Addressing the role of lobbyists on transition teams has also been an issue. Initially, then-President-elect Trump brought on several lobbyists aboard his transition team. In response to some criticism, the Trump transition team issued ethics pledges creating the appearance of purging lobbyists; as a result, at least five lobbyist transition team members de-registered as lobbyists to continue in their roles, only to re-register following Trump’s inauguration. This brought to light the flawed transition team accountability framework.
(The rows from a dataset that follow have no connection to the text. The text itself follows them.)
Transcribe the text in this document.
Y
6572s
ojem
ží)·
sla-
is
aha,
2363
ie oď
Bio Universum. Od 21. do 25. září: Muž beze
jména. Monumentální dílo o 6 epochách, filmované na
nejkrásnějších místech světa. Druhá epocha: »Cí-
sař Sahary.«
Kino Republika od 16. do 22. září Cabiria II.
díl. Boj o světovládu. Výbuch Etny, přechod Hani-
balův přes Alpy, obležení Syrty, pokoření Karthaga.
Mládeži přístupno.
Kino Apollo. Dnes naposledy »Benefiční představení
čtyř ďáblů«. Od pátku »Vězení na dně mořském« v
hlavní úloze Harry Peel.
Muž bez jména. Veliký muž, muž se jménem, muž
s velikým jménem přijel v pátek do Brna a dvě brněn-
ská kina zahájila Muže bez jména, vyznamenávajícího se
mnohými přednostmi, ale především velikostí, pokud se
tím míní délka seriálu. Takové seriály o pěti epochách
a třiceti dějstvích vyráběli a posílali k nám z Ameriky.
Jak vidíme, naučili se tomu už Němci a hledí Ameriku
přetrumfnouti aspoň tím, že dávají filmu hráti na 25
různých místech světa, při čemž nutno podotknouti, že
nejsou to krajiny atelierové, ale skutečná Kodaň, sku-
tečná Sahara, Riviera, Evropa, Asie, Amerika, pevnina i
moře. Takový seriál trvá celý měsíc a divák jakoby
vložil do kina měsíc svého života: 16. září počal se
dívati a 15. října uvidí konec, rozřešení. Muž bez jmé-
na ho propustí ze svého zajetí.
In 2020, Congress took a step toward improving the situation, requiring an ethics plan as part of the creation of a transition team. It mandates the plan address lobbyists, foreign agents, financial conflicts, the candidate’s plan for his or her own financial conflicts, and a transition Code of Ethical Conduct with some minimum requirements. However, Congress has not fully funded presidential transitions, nor has it prohibited outside fundraising, which together would be the next step toward ethical transitions.

  • Congress should fully fund transition teams with taxpayer dollars and prohibit them from fundraising. A transition serves an important public purpose: ensuring that the incoming administration is prepared to be up and running the moment the president-elect is inaugurated. Congress should appropriate sufficient funds for transition teams to do their work so that they do not need to seek or rely on outside funding.
  • Congress should require that transition expenditures be disclosed. As with any expenditure of taxpayer funds, transition team spending should be disclosed in a timely manner and in sufficient detail to ensure taxpayer funds are being used responsibly. The funds should not be used to improperly enrich members of the transition team, their family members, or associates.
  • Congress should require transition teams to publicly disclose all staff. Transition team members are needed for their expertise, but it is critical the public knows who they are and what their role is in the transition in order to protect against potential conflicts of interest.